まず、人は「人生を愛しているときには読書はしない」のか?読書は何も文学(小説)だけではない。哲学書や歴史や科学全般、、、本を読む行為は全ての分野に該当する。
そもそも「人生を愛している」という定義が漠然としているため、観点(視座)は多々ある。が、僕の場合、いろいろあっても、くたばりそうで、立ち上がろうとするとき、本(読書)が杖になる。
何かに躓き、それでも立ち上がることは、逆説的だが「人生を愛している」ということになる。つまり「人生を愛していない」時、人は本を読まなくなる。そして、文字を失った時(本を読まなくなった時)、人は暴力を生み出す。歴史を観ればわかる。人は「人生を愛しているときには読書をする」のだ。
次の課題、「映画館にだってほとんど行かない」。これは絶対に違う。「人生を愛している」からこそ、映画を愛してしまうのだ。人は欲張りなのだ。

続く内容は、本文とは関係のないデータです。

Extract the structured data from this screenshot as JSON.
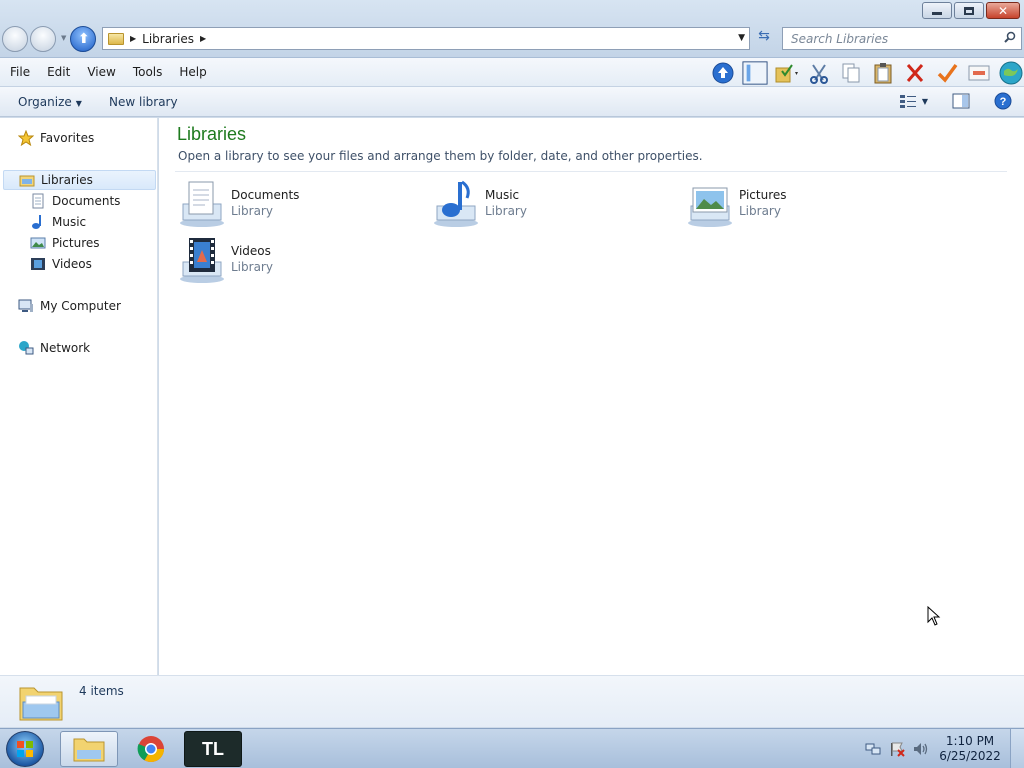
{
  "window": {
    "controls": {
      "minimize": "minimize",
      "restore": "restore",
      "close": "close"
    }
  },
  "nav": {
    "breadcrumb": "Libraries",
    "search_placeholder": "Search Libraries"
  },
  "menu": {
    "items": [
      "File",
      "Edit",
      "View",
      "Tools",
      "Help"
    ]
  },
  "toolbar_icons": [
    "up-arrow-icon",
    "preview-pane-icon",
    "folder-check-icon",
    "cut-icon",
    "copy-icon",
    "paste-icon",
    "delete-icon",
    "checkmark-icon",
    "properties-icon",
    "globe-icon"
  ],
  "commandbar": {
    "organize": "Organize",
    "new_library": "New library"
  },
  "sidebar": {
    "favorites": "Favorites",
    "libraries": "Libraries",
    "documents": "Documents",
    "music": "Music",
    "pictures": "Pictures",
    "videos": "Videos",
    "computer": "My Computer",
    "network": "Network"
  },
  "main": {
    "title": "Libraries",
    "subtitle": "Open a library to see your files and arrange them by folder, date, and other properties.",
    "items": [
      {
        "name": "Documents",
        "type": "Library",
        "icon": "documents-library-icon"
      },
      {
        "name": "Music",
        "type": "Library",
        "icon": "music-library-icon"
      },
      {
        "name": "Pictures",
        "type": "Library",
        "icon": "pictures-library-icon"
      },
      {
        "name": "Videos",
        "type": "Library",
        "icon": "videos-library-icon"
      }
    ]
  },
  "details": {
    "count": "4 items"
  },
  "taskbar": {
    "apps": [
      "windows-explorer",
      "google-chrome",
      "TL"
    ],
    "tl_label": "TL",
    "time": "1:10 PM",
    "date": "6/25/2022"
  },
  "colors": {
    "title_green": "#1e7a1e",
    "accent_blue": "#1f5aa5"
  }
}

目に飛び込んで来るシーンにもう一つの別の己の人生を生き、今の人生に重ねる。結果、瞬間、自分の人生が充足する。つまり、それは「人生を愛している」証左になる。
羨望の世界でも「人生を愛している」から、映画のような世界を私は目指そうと思うのだ。今が苦しくとも「(己の)人生を愛している」からこそ、映画を観るのである。結果そういうことだ。時間が教えてくれる。だから、人は「人生に絶望しているから映画など観に行かない」ということになる。僕はそう考える。
最後の意見(僕には課題)「何と言われようとも、芸術の世界への入り口は多かれ少なかれ、人生に少しばかりうんざりしている人たちのために用意されているのである。」
これも違う。「人生に少しばかりうんざりしている」のではなく、自分の中に言葉を持っている人間には関係ない。そのような人間は「芸術の世界への入り口」など探す必要もない。いつの間にか、或いは既に「芸術の世界」の住民になっている。
「人生に少しばかりうんざりしている」のではなく、「芸術の世界」の住民ではない人びとに、そういう人はうんざりしている訳である。一方で、「芸術の世界」の住民にウンザリしている人びともいる。そちらの方が多い。それが現実の社会だ。
人は、生きるのに精いっぱいの時、或いは退屈な時、人生にウンザリしていく。だからと言って、彼らに対して、芸術の世界への入り口が用意されているとは思えない。
「芸術の世界」の住民になる用件は、先天的な感性にあり、それにいつ気が付くか、、それだけの問題だ。つまり、自分の中に自分の言葉を持っているか、、、人生の密度は濃度はそれ次第だ。それこそが芸術の本質であり、人生の全てだ。